Justina Gedkian, analista de renta fija en Cohen Aliados Financieros, no espera un salto discreto del dólar y considera que el Gobierno todavía cuenta con herramientas para contener al mayorista en torno a los $1.500. Entre ellas, mencionó la venta de futuros y de títulos dollar linked en el mercado secundario, que, además de moderar las expectativas de devaluación, permiten retirar liquidez del sistema y reducir la presión sobre el tipo de cambio.
Sin embargo, esa capacidad para mantener contenido al dólar no garantiza por sí sola que el carry siga ofreciendo una relación atractiva entre riesgo y retorno hasta diciembre. Gedkian espera que hacia fin de año el tipo de cambio termine “apenas por encima de lo que rinden las tasas en pesos”, por lo que el diferencial disponible sería cada vez más reducido.
“El carry no compensa el riesgo que se asume, y preferimos estar cubiertos”, señaló.

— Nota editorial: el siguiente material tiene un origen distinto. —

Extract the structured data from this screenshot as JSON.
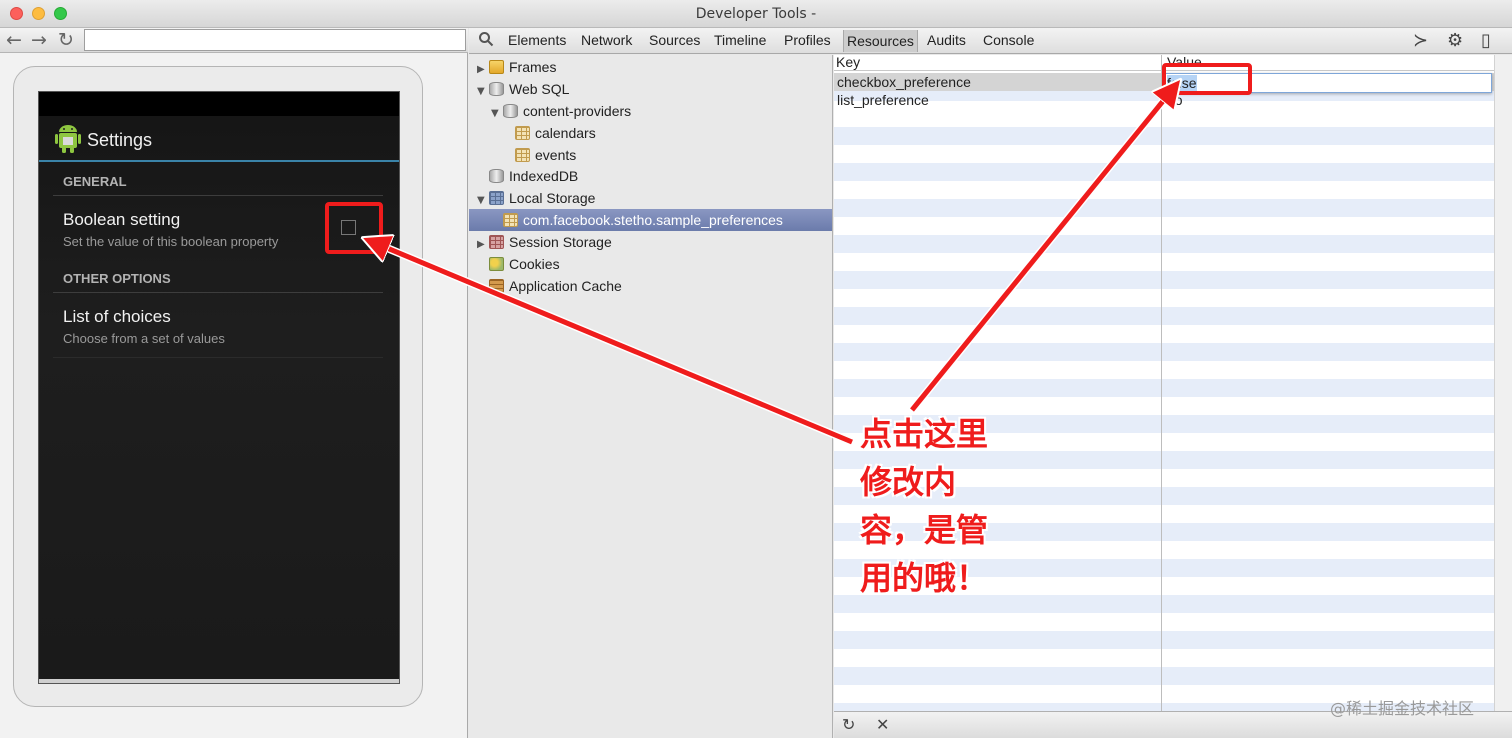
{
  "window": {
    "title": "Developer Tools -"
  },
  "device": {
    "app_title": "Settings",
    "categories": [
      "GENERAL",
      "OTHER OPTIONS"
    ],
    "prefs": [
      {
        "title": "Boolean setting",
        "summary": "Set the value of this boolean property",
        "checked": false
      },
      {
        "title": "List of choices",
        "summary": "Choose from a set of values"
      }
    ]
  },
  "toolbar": {
    "tabs": [
      "Elements",
      "Network",
      "Sources",
      "Timeline",
      "Profiles",
      "Resources",
      "Audits",
      "Console"
    ],
    "active_tab": "Resources"
  },
  "sidebar": {
    "items": [
      {
        "label": "Frames",
        "icon": "folder-icon"
      },
      {
        "label": "Web SQL",
        "icon": "database-icon"
      },
      {
        "label": "content-providers",
        "icon": "database-icon"
      },
      {
        "label": "calendars",
        "icon": "table-icon"
      },
      {
        "label": "events",
        "icon": "table-icon"
      },
      {
        "label": "IndexedDB",
        "icon": "database-icon"
      },
      {
        "label": "Local Storage",
        "icon": "local-storage-icon"
      },
      {
        "label": "com.facebook.stetho.sample_preferences",
        "icon": "table-icon"
      },
      {
        "label": "Session Storage",
        "icon": "session-storage-icon"
      },
      {
        "label": "Cookies",
        "icon": "cookie-icon"
      },
      {
        "label": "Application Cache",
        "icon": "cache-icon"
      }
    ],
    "selected": "com.facebook.stetho.sample_preferences"
  },
  "grid": {
    "headers": {
      "key": "Key",
      "value": "Value"
    },
    "rows": [
      {
        "key": "checkbox_preference",
        "value": "false"
      },
      {
        "key": "list_preference",
        "value": "uo"
      }
    ],
    "editing_value": "false"
  },
  "annotation": {
    "lines": [
      "点击这里",
      "修改内",
      "容，是管",
      "用的哦！"
    ],
    "color": "#ef1c1c"
  },
  "watermark": "@稀土掘金技术社区"
}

Ese equilibrio también deberá atravesar un evento relevante en el corto plazo. A fin de agosto se producirá el fixing de la Lelink D31G6, de la cual permanecen u$s4.439 millones de valor nominal en circulación, casi el doble de los u$s2.247 millones que llegaron al fixing de julio, que ya había sido récord.
Por eso, Finanzas ofreció un canje por las nuevas D30S6 y D30O6 con el objetivo de reducir el monto que llegue al vencimiento y limitar una eventual presión sobre el mercado cambiario.
Más allá de ese episodio puntual, el margen del carry también estará condicionado por el escenario político de los próximos meses. En este sentido, Julián Colombo, director de Bitso para Sudamérica, señaló que durante los años electorales suele aumentar la búsqueda de cobertura en dólares frente a la incertidumbre y remarcó que, en Argentina, las expectativas vinculadas a los comicios tienden a trasladarse directamente a las decisiones de los inversores.
En ese contexto, Colombo observa que en los últimos meses comenzó a consolidarse una suba “todavía leve y gradual, pero sostenida” en las distintas cotizaciones del dólar, mientras las tasas en pesos empezaron a bajar.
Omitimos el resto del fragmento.